The MIT model currently seems to require more data than we expect to have in the Y3 Test, so we are using only the CSLI model. (We are currently in the process of modifying the MIT model to share topics across meeting, email and document data, to get round this - but this isn't implemented yet.)
Both models also produce a segmentation (division of the meetings into topically coherent regions, assigning each one a "(macro-)topic", i.e. a particular probability distribution/weighted mixture). But most of the PQ questions don't require this kind of prior segmentation.
Most PQs here require a posterior segmentation instead ("given a topic T, find when it was discussed"), which we refer to as topic localization here.
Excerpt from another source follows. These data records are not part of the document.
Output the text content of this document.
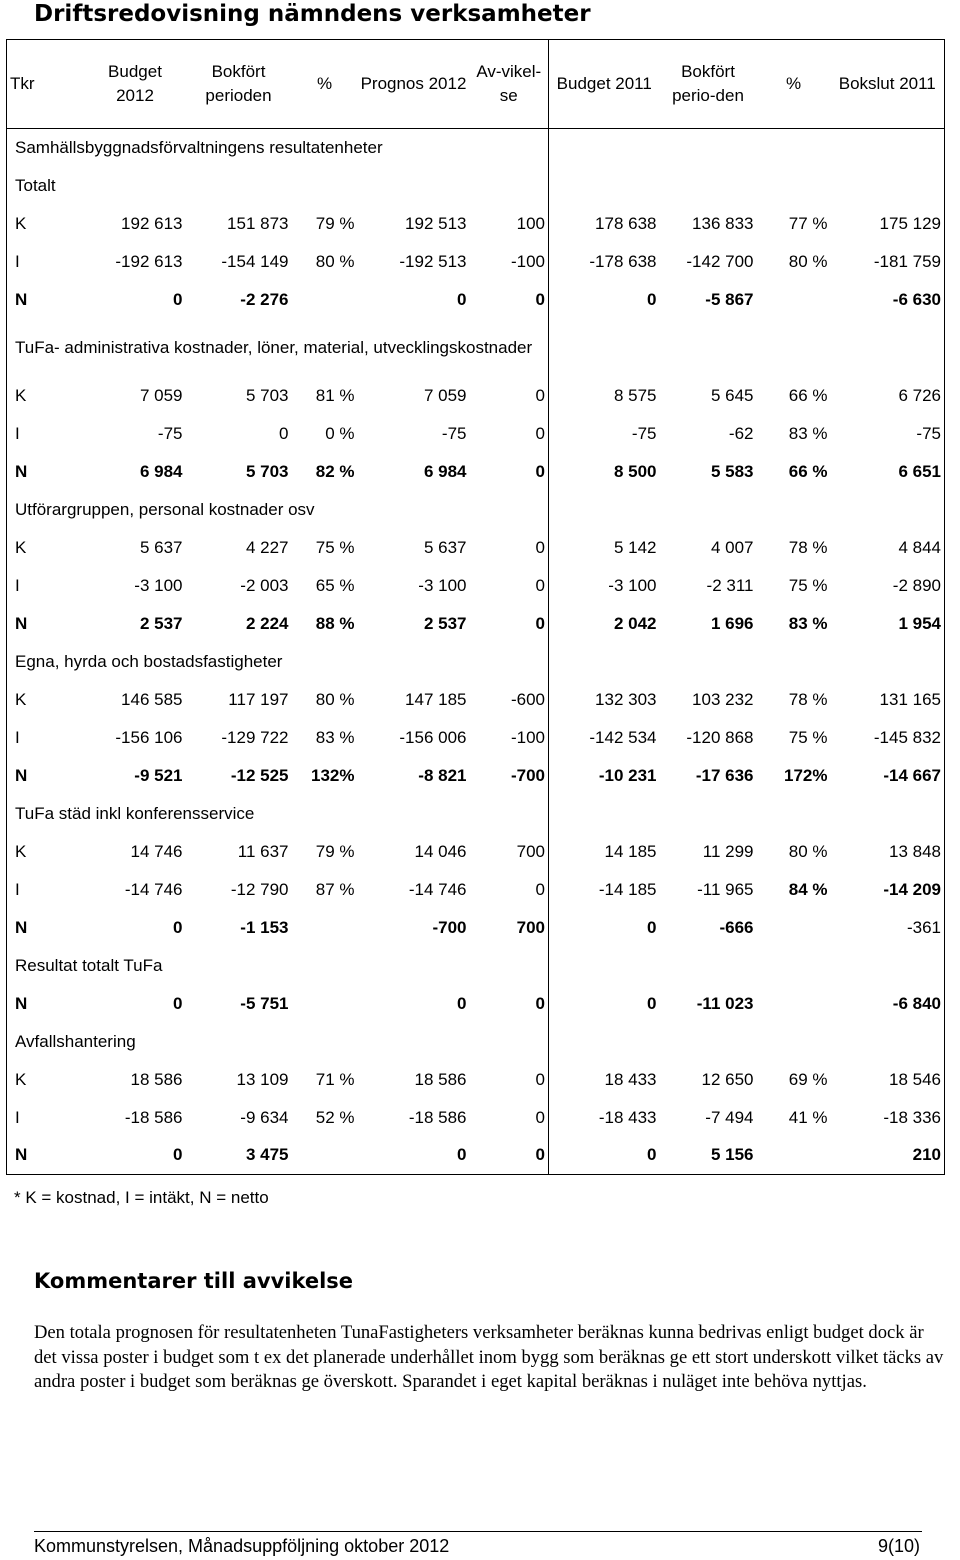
Driftsredovisning nämndens verksamheter
Tkr	Budget 2012	Bokfört perioden	%	Prognos 2012	Av-vikel-se	Budget 2011	Bokfört perio-den	%	Bokslut 2011
Samhällsbyggnadsförvaltningens resultatenheter									
Totalt									
K	192 613	151 873	79 %	192 513	100	178 638	136 833	77 %	175 129
I	-192 613	-154 149	80 %	-192 513	-100	-178 638	-142 700	80 %	-181 759
N	0	-2 276		0	0	0	-5 867		-6 630
TuFa- administrativa kostnader, löner, material, utvecklingskostnader									
K	7 059	5 703	81 %	7 059	0	8 575	5 645	66 %	6 726
I	-75	0	0 %	-75	0	-75	-62	83 %	-75
N	6 984	5 703	82 %	6 984	0	8 500	5 583	66 %	6 651
Utförargruppen, personal kostnader osv									
K	5 637	4 227	75 %	5 637	0	5 142	4 007	78 %	4 844
I	-3 100	-2 003	65 %	-3 100	0	-3 100	-2 311	75 %	-2 890
N	2 537	2 224	88 %	2 537	0	2 042	1 696	83 %	1 954
Egna, hyrda och bostadsfastigheter									
K	146 585	117 197	80 %	147 185	-600	132 303	103 232	78 %	131 165
I	-156 106	-129 722	83 %	-156 006	-100	-142 534	-120 868	75 %	-145 832
N	-9 521	-12 525	132%	-8 821	-700	-10 231	-17 636	172%	-14 667
TuFa städ inkl konferensservice									
K	14 746	11 637	79 %	14 046	700	14 185	11 299	80 %	13 848
I	-14 746	-12 790	87 %	-14 746	0	-14 185	-11 965	84 %	-14 209
N	0	-1 153		-700	700	0	-666		-361
Resultat totalt TuFa									
N	0	-5 751		0	0	0	-11 023		-6 840
Avfallshantering									
K	18 586	13 109	71 %	18 586	0	18 433	12 650	69 %	18 546
I	-18 586	-9 634	52 %	-18 586	0	-18 433	-7 494	41 %	-18 336
N	0	3 475		0	0	0	5 156		210
* K = kostnad, I = intäkt, N = netto
Kommentarer till avvikelse
Den totala prognosen för resultatenheten TunaFastigheters verksamheter beräknas kunna bedrivas enligt budget dock är det vissa poster i budget som t ex det planerade underhållet inom bygg som beräknas ge ett stort underskott vilket täcks av andra poster i budget som beräknas ge överskott. Sparandet i eget kapital beräknas i nuläget inte behöva nyttjas.
Kommunstyrelsen, Månadsuppföljning oktober 2012	9(10)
As it is difficult to define a "topic" without typing in e.g. a large number of keywords, we are proposing to use the browser to help the user/question-asker with this definition. The user will enter a short description of the topic (e.g. a few keywords), and the browser will present the most relevant micro-topics. The user can then select one or more (possibly with weights) which were really intended and/or seem to sum up what is required. Alternatively we provide OAA solvables which can find the most relevant topics directly - but this is dispreferred as it rules out the possibility of creating user/query-specific weighted mixtures.
We then use more-or-less standard IR techniques to find the relevant time periods based on the required (mixture of) topics.
The topic models learn unsupervised, as more data becomes available.
(The localization techniques can learn by implicit supervision via feedback from the browser - but this isn't implemented yet.)
2) Resource Level:
See individual questions
3) English Interpretation:
See individual questions
4) Description of Learning:
BCALO (baseline) is taken as the information CALO can provide without extracting any information from natural interaction. In this case, this means BCALO cannot answer any topic PQs, and the baseline is therefore zero.
LCALO uses topic localization over all experienced meeting data.
4b) Alternative:
If we want a non-zero BCALO baseline, we could alternatively use a different baseline set of topic models, but with the same general topic localization method as LCALO:
BCALO (baseline) - we use a baseline model (unaffected by meeting observations)
LCALO (learning) - we use the model learnt over all meeting data
If the model is specified in the question (see below), this is controlled directly by the question setting. The baseline model could be e.g. a flat document text; the learnt model an OPI or MA topic-word distribution.
(There is scope for learning the topic localization method parameters too (from implicit supervision via browser feedback) - but this isn't implemented yet.)
5) Answer Strategy:
See individual questions
6) Sensitivity to Parameter Instantiations:
Meeting must exist in the KB and have been processed by the MA suite.
In general, we assume that both |Topic| and |SubjectCategory| parameters are given as named Topic IDs. These should be chosen by the questioner based either on the output of the csliGetTopics OAA solvable or the named topics displayed in the meeting browser.
For certain PQs it makes no sense to take the named topics produced by the CSLI agents - so far, this only seems to be the case for PQ0301 ("Which of the following set of topics |{|io:%SubjectCategory|, |io:%SubjectCategory, . . . io:%SubjectCategory|}| were discussed at |io:%Meeting|"). In this case, we assume that the |SubjectCategory| parameters are given as plain text (e.g. sets of keywords/phrases). The questioner will then have to relate these to the best-fitting named topics using either the output of the csliGetRelevantTopic OAA solvable or the meeting browser search function.
PQs are then solved in terms of named Topic IDs.
Plus see individual questions
7) Answer Key:
8) Scoring Method:
9) Design of LCALO-to-BCALO Transform:
BCALO
10) Critical Learning Period (CLP) Conditions:
Currently, it is only required that all meetings be processed by the MA suite, as the model learning is unsupervised.
(There may be more requirements in future relating to browser feedback.)
11) User Actions to Drive Learning:
Currently, none.
(There may be more requirements in future relating to browser feedback.)